Sydney and Arnold had held sway for some time in liberal Indian criticism; later they were replaced by Eliot and I.A. Richards. This happened especially during the emergence of modern poetry, which came to be associated with Eliot’s modes and mores. Eliot did have an influence on early modernist poets like Mardhekar, Muktibodh, Bishnu Dey, Navkant Barua, Gopal Krishna Adiga, Kaa. Naa. Subramanyam, Ayyappa Paniker and others. But they chiefly imbibed Eliot’s iconoclasm in terms of form while their poetry was by no means a “pastiche” but was sufficiently indigenous and their formal innovations sprang from the inner need of their own literary histories. They were no more “Elioteans” than the new novelists like Nirmal Verma, Krishna Baldev Vaid and U.R. Ananthamurthy were “Joyceans”.

The new critical tools were patently inadequate to understand the new writing in Indian languages as they also had their deeper social roots in the urbanisation of the country, the alienation of the intellectuals and the disillusionment with the system and the values it stood for. Semantics and semiotics would have helped one grasp the verbal plays and the deployment of symbols and metaphors in the new writing but not their socio-spiritual environment. Existentialist and phenominological tendencies dominated the critical scene in the 1960s, when literature was conceived as the apotheosis of solitude and the articulation of metaphysical angst and alienation. Northrop Frye’s archetypal patterns were at times contextualised and put to effective use, especially in the study of poetry.

Another interesting development was the developing dialogue between Marxist and post-structuralist approaches to writing. Roland Barthes’ political semiology and his concept of the death of the author and the distinctions he drew between the “work” and the “text”, Jacques Lacan’s theory of the unconscious as the “discourse of the other” and the mode of symptomatic reading that derives from it as illustrated by Althusser and Macherey, Jacques Derrida’s strategies of deconstruction meant to subvert the hegemonic discourses and institutions by reading them from the margins and bowing them up by developing their contradiction, and Michel Foucault’s theories of the power-knowledge nexus and the construction of subjectivity combined with Bakhtin’s concept of ideology “inscribed” in the linguistic sign, of dialogic imagination and of the “carnivalesque”, Gramsci’s concept of the “popular”, Ranciere’s concept of “the political”—all these can liberate Marxist criticism from the sociological reductionism and the mechanical application of class theory that had characterised its earlier phases.

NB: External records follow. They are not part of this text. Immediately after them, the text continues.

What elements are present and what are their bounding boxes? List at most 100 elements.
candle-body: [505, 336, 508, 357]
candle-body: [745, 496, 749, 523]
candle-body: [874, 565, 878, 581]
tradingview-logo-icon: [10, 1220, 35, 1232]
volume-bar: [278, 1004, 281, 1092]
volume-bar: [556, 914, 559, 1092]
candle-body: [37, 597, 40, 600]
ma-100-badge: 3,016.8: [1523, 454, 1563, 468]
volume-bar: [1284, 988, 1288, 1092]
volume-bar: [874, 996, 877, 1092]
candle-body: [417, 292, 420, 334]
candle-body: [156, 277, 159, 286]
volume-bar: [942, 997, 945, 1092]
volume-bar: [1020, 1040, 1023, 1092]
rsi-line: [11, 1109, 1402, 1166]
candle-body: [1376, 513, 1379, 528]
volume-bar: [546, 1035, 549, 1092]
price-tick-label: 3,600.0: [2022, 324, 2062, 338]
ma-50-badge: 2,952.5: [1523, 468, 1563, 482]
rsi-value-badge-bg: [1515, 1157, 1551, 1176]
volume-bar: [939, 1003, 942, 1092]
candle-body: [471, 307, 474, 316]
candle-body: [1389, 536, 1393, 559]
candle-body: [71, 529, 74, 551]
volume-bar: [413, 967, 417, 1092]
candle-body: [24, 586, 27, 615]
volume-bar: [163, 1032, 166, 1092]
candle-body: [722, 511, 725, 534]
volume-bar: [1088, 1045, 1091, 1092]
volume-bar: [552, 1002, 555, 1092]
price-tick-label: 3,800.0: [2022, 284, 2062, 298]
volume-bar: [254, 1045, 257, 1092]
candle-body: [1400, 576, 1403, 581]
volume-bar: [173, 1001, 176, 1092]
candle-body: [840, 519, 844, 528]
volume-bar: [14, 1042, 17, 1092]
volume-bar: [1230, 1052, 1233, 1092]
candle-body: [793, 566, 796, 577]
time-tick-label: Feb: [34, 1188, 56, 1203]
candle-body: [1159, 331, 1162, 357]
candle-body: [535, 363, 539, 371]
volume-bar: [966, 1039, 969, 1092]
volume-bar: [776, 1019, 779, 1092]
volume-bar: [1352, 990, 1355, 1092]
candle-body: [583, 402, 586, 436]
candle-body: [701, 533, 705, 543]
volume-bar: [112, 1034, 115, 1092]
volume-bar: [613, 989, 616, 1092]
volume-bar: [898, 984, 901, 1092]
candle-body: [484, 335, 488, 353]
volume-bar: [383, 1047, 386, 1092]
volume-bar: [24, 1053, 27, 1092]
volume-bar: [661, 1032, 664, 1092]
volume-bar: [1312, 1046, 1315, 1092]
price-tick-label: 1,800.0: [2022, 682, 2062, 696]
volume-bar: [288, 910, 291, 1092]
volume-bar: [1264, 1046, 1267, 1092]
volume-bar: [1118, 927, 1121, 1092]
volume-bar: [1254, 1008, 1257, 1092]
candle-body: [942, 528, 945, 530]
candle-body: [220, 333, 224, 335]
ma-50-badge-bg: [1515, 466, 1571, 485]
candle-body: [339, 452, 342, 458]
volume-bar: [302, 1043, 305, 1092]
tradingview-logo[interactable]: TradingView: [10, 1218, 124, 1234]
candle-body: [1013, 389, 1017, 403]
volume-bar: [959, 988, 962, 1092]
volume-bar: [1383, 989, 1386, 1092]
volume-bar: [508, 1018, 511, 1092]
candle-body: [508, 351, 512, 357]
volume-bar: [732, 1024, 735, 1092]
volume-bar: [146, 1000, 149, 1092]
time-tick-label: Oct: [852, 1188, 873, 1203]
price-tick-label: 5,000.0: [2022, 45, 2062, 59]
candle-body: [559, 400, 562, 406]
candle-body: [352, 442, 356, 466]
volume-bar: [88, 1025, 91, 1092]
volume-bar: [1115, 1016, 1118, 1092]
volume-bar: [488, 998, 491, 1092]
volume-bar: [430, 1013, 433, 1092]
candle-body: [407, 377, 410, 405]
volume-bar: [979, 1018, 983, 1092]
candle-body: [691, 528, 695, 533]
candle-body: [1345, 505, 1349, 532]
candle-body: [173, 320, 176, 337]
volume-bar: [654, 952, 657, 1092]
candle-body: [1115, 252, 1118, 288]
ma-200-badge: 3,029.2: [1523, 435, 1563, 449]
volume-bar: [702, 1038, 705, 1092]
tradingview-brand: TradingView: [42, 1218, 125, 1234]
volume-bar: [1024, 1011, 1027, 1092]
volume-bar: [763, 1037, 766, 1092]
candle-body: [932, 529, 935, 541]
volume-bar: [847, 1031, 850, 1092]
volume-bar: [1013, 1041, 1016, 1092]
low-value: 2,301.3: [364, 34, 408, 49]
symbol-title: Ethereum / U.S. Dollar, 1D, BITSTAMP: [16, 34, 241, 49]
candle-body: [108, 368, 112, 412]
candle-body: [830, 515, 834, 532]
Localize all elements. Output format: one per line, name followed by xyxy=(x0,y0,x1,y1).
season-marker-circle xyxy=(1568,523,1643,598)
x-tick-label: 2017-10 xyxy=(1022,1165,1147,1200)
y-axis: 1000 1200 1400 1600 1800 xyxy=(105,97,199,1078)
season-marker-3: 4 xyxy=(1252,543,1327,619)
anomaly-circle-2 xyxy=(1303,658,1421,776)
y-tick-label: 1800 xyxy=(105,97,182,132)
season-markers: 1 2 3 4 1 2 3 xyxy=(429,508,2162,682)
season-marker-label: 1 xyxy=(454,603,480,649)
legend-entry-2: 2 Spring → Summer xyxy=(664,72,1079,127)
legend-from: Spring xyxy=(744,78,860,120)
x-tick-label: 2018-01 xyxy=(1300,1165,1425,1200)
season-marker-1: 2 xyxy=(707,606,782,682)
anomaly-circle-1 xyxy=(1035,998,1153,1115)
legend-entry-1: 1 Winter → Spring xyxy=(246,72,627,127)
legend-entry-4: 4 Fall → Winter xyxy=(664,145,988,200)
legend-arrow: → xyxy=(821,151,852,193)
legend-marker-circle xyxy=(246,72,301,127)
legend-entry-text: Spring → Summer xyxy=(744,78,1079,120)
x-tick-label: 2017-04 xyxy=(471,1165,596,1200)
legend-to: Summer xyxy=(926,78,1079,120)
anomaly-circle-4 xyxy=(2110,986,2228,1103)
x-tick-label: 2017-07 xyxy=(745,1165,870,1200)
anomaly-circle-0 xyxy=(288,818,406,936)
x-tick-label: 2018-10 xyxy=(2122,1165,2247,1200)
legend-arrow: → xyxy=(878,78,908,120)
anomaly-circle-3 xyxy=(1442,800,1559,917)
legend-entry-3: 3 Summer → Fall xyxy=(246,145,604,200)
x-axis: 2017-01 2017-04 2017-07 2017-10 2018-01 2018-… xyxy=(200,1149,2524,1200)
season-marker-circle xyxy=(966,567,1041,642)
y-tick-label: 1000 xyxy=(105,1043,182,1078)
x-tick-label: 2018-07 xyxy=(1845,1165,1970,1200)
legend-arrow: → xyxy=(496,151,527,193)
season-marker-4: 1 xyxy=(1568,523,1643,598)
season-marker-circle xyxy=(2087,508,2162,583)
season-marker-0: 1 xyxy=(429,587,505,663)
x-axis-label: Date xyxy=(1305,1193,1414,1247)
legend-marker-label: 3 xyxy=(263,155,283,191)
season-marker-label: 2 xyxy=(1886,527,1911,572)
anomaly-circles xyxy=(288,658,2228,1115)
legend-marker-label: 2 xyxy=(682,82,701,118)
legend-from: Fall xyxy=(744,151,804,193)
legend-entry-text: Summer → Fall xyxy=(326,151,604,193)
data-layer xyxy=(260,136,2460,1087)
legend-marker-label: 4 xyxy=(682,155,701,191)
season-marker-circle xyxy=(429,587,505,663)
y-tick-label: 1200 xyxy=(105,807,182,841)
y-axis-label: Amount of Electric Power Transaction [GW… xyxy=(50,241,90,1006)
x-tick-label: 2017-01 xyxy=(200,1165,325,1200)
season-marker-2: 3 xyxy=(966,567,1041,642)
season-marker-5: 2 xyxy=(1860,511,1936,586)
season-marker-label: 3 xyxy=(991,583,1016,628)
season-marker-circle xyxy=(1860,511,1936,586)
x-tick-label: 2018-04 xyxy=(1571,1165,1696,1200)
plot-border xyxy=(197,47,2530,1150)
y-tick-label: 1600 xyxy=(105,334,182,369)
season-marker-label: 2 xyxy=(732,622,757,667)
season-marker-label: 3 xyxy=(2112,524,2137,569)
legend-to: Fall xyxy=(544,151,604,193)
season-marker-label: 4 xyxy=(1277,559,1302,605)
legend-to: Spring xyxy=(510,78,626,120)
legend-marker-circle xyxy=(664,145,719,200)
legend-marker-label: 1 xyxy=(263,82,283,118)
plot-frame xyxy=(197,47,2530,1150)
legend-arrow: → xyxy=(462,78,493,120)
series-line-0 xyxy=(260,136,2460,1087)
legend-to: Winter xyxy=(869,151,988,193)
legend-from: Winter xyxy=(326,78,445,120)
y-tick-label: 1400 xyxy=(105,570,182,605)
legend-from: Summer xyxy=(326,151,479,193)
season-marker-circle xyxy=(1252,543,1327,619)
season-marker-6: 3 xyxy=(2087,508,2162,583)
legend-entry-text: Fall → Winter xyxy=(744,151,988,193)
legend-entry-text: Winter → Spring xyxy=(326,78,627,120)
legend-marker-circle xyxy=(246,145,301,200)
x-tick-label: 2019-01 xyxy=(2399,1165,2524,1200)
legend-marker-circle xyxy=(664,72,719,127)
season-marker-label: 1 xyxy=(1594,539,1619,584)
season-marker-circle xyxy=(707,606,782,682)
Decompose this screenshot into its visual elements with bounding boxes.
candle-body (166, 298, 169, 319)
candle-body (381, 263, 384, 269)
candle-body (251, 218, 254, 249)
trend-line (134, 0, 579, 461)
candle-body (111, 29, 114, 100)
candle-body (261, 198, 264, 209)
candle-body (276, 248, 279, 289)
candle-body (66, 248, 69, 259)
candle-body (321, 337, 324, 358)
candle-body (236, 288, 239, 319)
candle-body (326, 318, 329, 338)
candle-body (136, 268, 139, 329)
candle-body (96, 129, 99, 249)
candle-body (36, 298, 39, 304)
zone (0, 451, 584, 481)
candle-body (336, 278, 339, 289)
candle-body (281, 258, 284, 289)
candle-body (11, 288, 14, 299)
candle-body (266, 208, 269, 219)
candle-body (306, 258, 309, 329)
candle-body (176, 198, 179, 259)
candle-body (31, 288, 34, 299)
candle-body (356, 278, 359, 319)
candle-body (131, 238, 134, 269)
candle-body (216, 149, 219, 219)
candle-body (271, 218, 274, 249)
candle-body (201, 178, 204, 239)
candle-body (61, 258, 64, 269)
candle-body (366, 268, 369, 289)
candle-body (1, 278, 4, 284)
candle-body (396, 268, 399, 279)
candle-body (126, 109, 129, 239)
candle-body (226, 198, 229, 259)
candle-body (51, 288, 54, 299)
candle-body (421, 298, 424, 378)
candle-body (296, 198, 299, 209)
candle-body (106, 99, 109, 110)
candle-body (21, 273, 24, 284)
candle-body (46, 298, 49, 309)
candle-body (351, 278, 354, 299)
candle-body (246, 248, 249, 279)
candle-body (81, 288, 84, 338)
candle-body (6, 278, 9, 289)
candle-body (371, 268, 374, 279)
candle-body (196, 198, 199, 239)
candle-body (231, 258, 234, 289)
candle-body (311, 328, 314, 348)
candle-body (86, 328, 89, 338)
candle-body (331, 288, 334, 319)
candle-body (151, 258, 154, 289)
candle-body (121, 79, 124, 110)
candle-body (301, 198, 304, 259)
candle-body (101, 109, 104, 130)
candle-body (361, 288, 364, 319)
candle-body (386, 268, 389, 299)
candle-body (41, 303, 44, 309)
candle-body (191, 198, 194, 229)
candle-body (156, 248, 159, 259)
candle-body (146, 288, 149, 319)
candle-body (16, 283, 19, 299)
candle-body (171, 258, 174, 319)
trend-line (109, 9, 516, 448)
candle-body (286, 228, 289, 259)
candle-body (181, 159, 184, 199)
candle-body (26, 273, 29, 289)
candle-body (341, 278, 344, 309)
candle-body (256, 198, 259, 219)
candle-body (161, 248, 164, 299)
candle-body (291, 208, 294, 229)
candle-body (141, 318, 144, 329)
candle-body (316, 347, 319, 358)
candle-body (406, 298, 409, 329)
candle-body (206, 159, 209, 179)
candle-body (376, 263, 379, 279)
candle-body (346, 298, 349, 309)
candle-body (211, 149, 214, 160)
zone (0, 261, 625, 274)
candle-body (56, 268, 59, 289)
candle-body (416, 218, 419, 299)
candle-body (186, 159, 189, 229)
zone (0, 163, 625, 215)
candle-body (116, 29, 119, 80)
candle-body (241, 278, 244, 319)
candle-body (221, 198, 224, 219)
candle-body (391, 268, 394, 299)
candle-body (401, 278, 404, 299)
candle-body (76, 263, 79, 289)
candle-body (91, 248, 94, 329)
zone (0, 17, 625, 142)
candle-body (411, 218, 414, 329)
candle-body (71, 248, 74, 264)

In fact, this is happening in a big way in languages like Malayalam and Bengali, where, as Octavio Paz said of Latin America, Marxist concepts and terms have become natural components of social and literary discourse. This is chiefly being pursued by young academics seeking an escape from the empiricist-positivist or idealist-iconic models offered by conventional English criticism, thus de-Anglicising and indirectly decolonising the critical discourse.